While this approach might have seemed reasonable in the early days of the choice movement, there has been little critical re-examination to assess whether the strategy has actually succeeded in passing more programs. In short, has it worked?

In a new study released by the American Enterprise Institute, we conduct the first empirical analysis of this bipartisan strategy and find that it has failed to contribute to the creation of additional private school-choice programs. Very few Democratic state legislators vote for school-choice proposals—and the few that do almost never make a difference in whether those bills receive support of at least 50% of the legislators.

To conduct this analysis, we identify 70 state legislative chamber votes on initial passage of private school-choice programs.
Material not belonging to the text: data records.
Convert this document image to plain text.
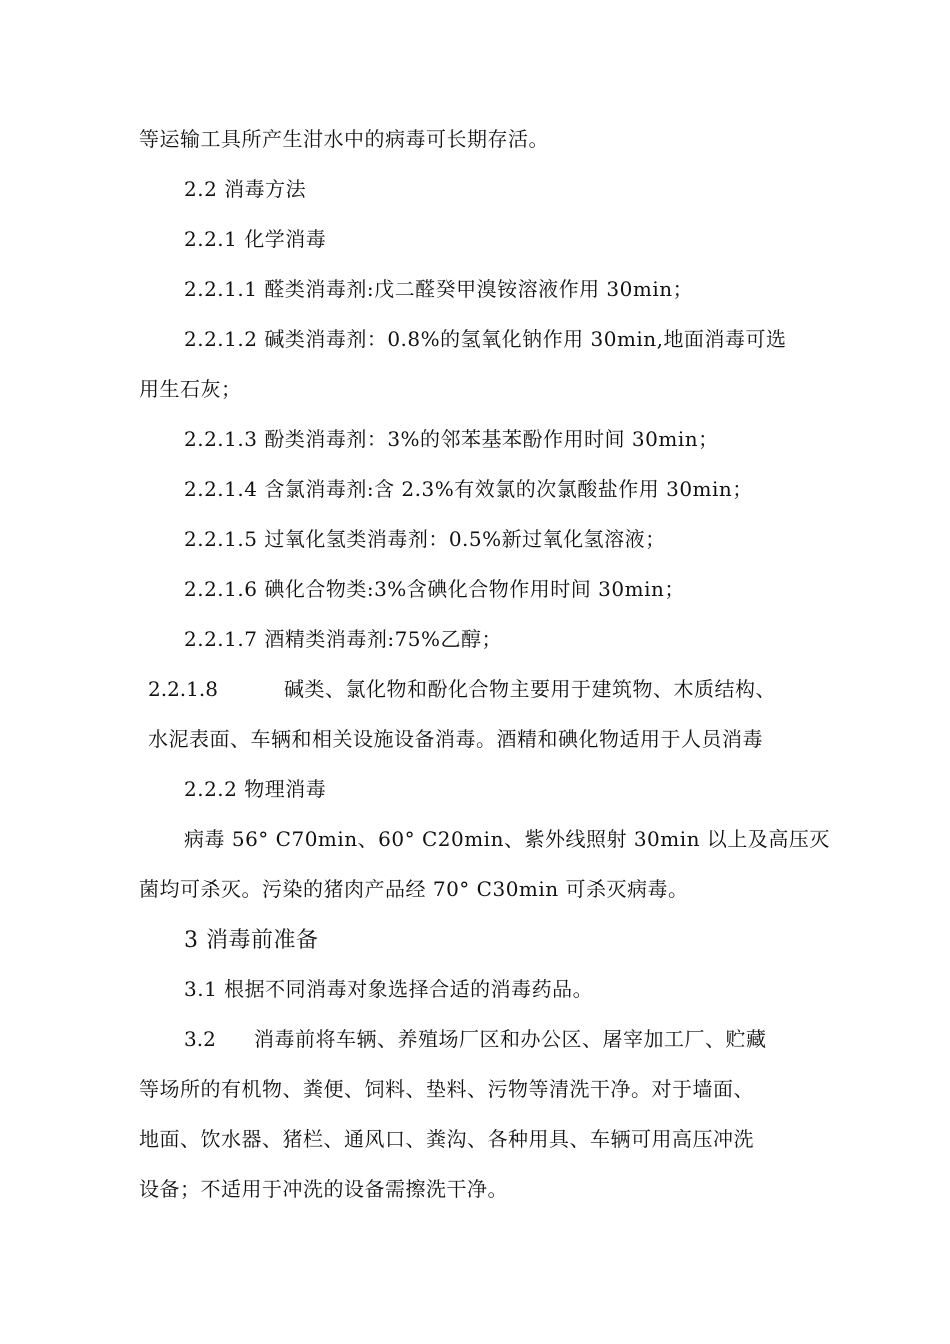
等运输工具所产生泔水中的病毒可长期存活。
2.2 消毒方法
2.2.1 化学消毒
2.2.1.1 醛类消毒剂:戊二醛癸甲溴铵溶液作用 30min；
2.2.1.2 碱类消毒剂：0.8%的氢氧化钠作用 30min,地面消毒可选
用生石灰；
2.2.1.3 酚类消毒剂：3%的邻苯基苯酚作用时间 30min；
2.2.1.4 含氯消毒剂:含 2.3%有效氯的次氯酸盐作用 30min；
2.2.1.5 过氧化氢类消毒剂：0.5%新过氧化氢溶液；
2.2.1.6 碘化合物类:3%含碘化合物作用时间 30min；
2.2.1.7 酒精类消毒剂:75%乙醇；
2.2.1.8	碱类、氯化物和酚化合物主要用于建筑物、木质结构、
水泥表面、车辆和相关设施设备消毒。酒精和碘化物适用于人员消毒
2.2.2 物理消毒
病毒 56° C70min、60° C20min、紫外线照射 30min 以上及高压灭
菌均可杀灭。污染的猪肉产品经 70° C30min 可杀灭病毒。
3 消毒前准备
3.1 根据不同消毒对象选择合适的消毒药品。
3.2 消毒前将车辆、养殖场厂区和办公区、屠宰加工厂、贮藏
等场所的有机物、粪便、饲料、垫料、污物等清洗干净。对于墙面、
地面、饮水器、猪栏、通风口、粪沟、各种用具、车辆可用高压冲洗
设备；不适用于冲洗的设备需擦洗干净。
We find that while 85% of Republicans in state House chambers and 88% of Republicans in state Senate chambers voted for those choice bills, only 17% of House Democrats and 24% of Senate Democrats did the same. Over the last three decades, the vast majority of support for private school choice in state legislatures has come from Republicans. Very little has come from Democrats.

We also examine whether the small number of Democratic state legislators who voted for private school choice were instrumental in getting those bills over the hump to become law. We find that even if we assumed that every Democrat voted “no,” school choice would have received support from at least 50% of legislators in 67 of those 70 legislative votes. That is, in almost all instances, private school-choice bills did not need any support from Democrats to reach 50% support. Republican state legislators provided almost all of the necessary votes for adopting private school-choice programs. Democratic legislators were almost entirely inconsequential to the outcomes.

Given this history, the school choice movement should reconsider its strategy. Of course, choice advocates should always welcome support from any quarter where it can be found, but designing choice proposals and supporting language to court Democrats may not be the wisest way to grow the number of new private school-choice programs. After all, more than 15 percent of Republican state legislators have balked at supporting school choice. Giving priority to Republican concerns might win over those reticent Republicans to pass more programs in Red states without sacrificing the coalitions that are already supporting choice since losing some Democratic votes has almost never mattered. More than three-fifths of states are Republican-dominated, so there are plenty of Red states where new programs could be adopted. And demonstrated success in those Red states could eventually be leveraged to make advances in Blue states down the road.

This reconsideration of the focus on courting Democrats has many implications for how the choice movement might proceed. Choice advocates might decide to focus on universal school choice programs without means-testing or caps on program size, as they successfully did recently in West Virginia. The 2021 Education Next survey of public opinion found Republican support is greater for universal vouchers than for low-income vouchers, while Democrats were more supportive of vouchers for low-income families than for all families.  Choice advocates might also embrace efforts to identify school choice as a mechanism that allows families to find learning options that reflect their values, enabling them to reject curriculum they do not like, such as Critical Race Theory and the 1619 Project. That could appeal to a broader base of Republicans even at the risk of losing support among Democrats.

If the goal of the private school-choice movement is to get more programs adopted, the empirical evidence is clear that the historical practice of courting Democratic policymakers has not been effective. Indeed, it has likely been counter-productive. Proponents of school choice should make a values-based appeal for choice that could attract more families, and elevate choice as a solution to some of the most pressing education policy fights of the day.

Jay P. Greene is a senior research fellow at the Heritage Foundation. James D. Paul is the director of research at the Educational Freedom Institute. And Lindsey M. Burke is the director of the Center for Education Policy and Mark A. Kolokotrones Fellow in Education at the Heritage Foundation.